Moderator, Senior Ambassador, Experienced player
(907)
Joined: 9/14/2008
Posts: 1014
Bisqwit, I trust that if this had not met your goals you would not have posted it. I watched the video (and read the commentary here) and I have to say that this *was* educational and entertaining. I am not a programmer (the best I have to show is the Python virtual machine rerecording framework I built for ais523 for abusing NetHack). I do not know C++11, let alone straight C. About all I can do is write scripts.
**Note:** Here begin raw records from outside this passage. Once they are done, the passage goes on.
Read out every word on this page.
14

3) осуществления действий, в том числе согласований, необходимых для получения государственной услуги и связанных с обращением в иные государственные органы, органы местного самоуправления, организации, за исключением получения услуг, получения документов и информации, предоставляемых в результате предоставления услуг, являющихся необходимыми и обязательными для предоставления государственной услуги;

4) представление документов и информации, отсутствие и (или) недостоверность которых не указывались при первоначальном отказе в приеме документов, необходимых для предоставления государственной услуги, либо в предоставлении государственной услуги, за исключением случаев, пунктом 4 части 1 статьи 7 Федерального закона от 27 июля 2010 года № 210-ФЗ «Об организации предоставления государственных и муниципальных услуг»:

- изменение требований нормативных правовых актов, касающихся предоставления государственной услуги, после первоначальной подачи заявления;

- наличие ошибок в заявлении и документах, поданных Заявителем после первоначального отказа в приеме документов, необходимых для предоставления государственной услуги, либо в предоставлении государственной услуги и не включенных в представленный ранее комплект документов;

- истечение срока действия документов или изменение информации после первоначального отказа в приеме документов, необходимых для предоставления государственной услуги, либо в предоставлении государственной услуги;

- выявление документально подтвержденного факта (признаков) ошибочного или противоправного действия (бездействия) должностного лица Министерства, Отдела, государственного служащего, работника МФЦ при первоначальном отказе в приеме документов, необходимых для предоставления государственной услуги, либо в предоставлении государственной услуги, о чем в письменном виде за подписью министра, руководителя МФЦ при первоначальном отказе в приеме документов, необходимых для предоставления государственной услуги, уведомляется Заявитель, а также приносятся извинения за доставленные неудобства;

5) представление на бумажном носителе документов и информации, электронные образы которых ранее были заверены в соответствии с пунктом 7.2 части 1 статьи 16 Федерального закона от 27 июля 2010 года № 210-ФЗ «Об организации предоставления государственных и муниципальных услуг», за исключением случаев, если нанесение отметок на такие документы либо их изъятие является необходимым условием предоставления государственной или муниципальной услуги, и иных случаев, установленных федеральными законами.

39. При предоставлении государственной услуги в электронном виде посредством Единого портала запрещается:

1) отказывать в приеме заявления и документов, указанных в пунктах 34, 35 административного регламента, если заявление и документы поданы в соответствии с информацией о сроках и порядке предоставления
With that context of my viewpoint I found the video to be very educational on how to take advantage of some very interesting techniques and I saw several sections where thought and care had been taken beforehand to ensure the Hollywood show looked dazzling while still producing code that could be puzzled over and debated.
Discussions here and elsewhere about how some aspects of this code is written have been educational and entertaining in and of themselves. I feel the video description does an adequate job of explaining the intent in creating something interesting using Tool Assisted Speed Programming techniques and methods and I personally see this as an art form on par with a TAS of a game. If anything, I believe this is just the beginning of a new artform that may catch on.
Thanks for the video, Bisqwit! Keep up the great work.
A.C.
******
I'm not very comfortable in doing this, but I just can't help but to somewhat agree with the sentiment that a video that shows nothing else than program code appearing on screen isn't very educative, nor is it very entertaining (especially since it's 15 minutes of basically nothing but code appearing on screen).
If you wanted to explain your code eg. for educational purposes, a much more fluent medium for this would be a simple web page, rather than a video. (The exception would be if the video would be in the form of a spoken lecture. But then it would probably require a rather different kind of presentation and editing to explain the relevant parts properly. As well as speech, of course.)
A web page would allow the viewer to go through the contents at their own pace, trying to understand difficult parts of the code, reading the explanations, going back, etc.